Do Malignant Bone Tumors of the Foot Have a Different Biological Behavior than Sarcomas at Other Skeletal Sites?

1Orthopaedic Department, Basel University Childrens Hospital (UKBB), Spitalstrasse 33, 4056 Basel, Switzerland
2Bone Tumor Reference Center at the Institute of Pathology, University Hospital Basel, 4031 Basel, Switzerland

Received 7 September 2012; Accepted 22 January 2013

Academic Editor: Hans Rechl

Copyright © 2013 M. Brotzmann et al. This is an open access article distributed under the Creative Commons Attribution License, which permits unrestricted use, distribution, and reproduction in any medium, provided the original work is properly cited.

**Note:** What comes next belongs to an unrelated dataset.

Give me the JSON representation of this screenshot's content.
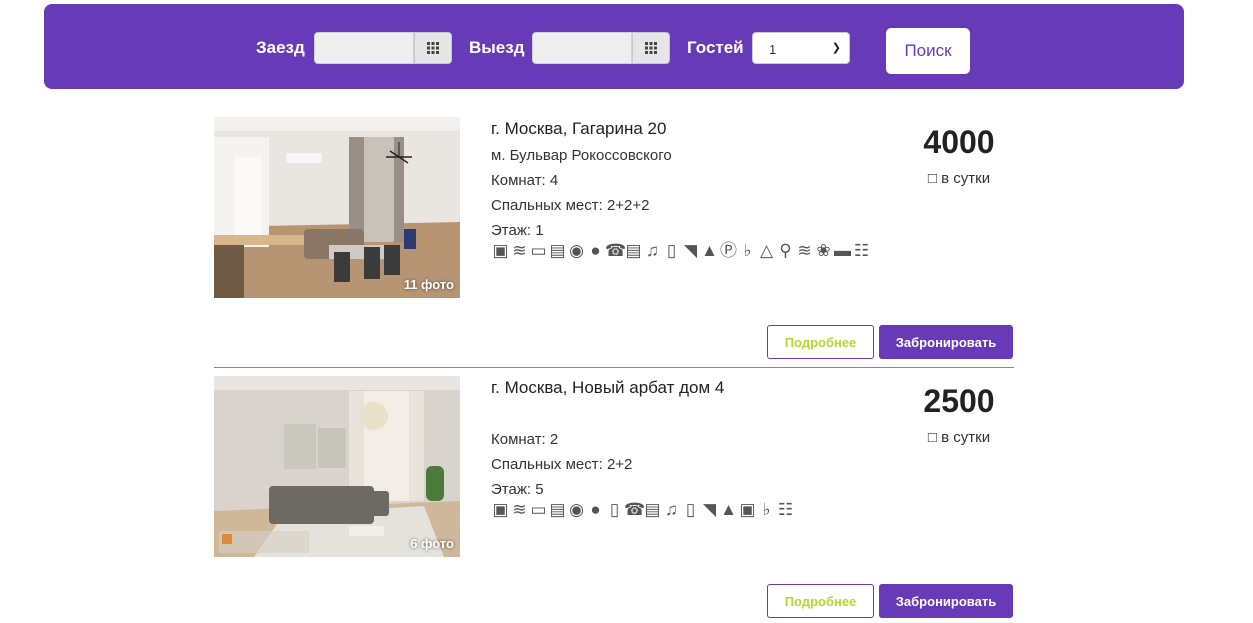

We analyze the delay in diagnosis and tumor size of malignant bone tumors of the foot in a retrospective study. We compared the oncological and surgical long-term results with identical tumor at other anatomical sites in order to analyze the biological behavior of sarcomas that are found in the foot. Thirty-two patients with a histologically proven malignant bone tumor (fifteen chondrosarcomas, nine osteosarcomas, and eight Ewing sarcomas) between the years 1969 and 2008 were included. The median follow-up was 11.9 years. The overall median time gap between the beginning of symptoms and diagnosis in the study group was 10 months. Ewing sarcoma presented with the longest delay in diagnosis (median of 18 months), followed by osteosarcoma (median of 15 months) and chondrosarcoma (median of 7.5 months). The delay in diagnosis of these tumors was significantly longer than that of equivalent tumors at other skeletal sites, but the 5- and 10-year survival rates and the occurrence of distant metastases were comparable. In contrast, the average size of foot tumors was 5- to 30-fold less than that of tumors analyzed at other skeletal sites. This study indicates that sarcomas of the foot demonstrate a distinct biological behavior compared to the same tumor types at other skeletal sites.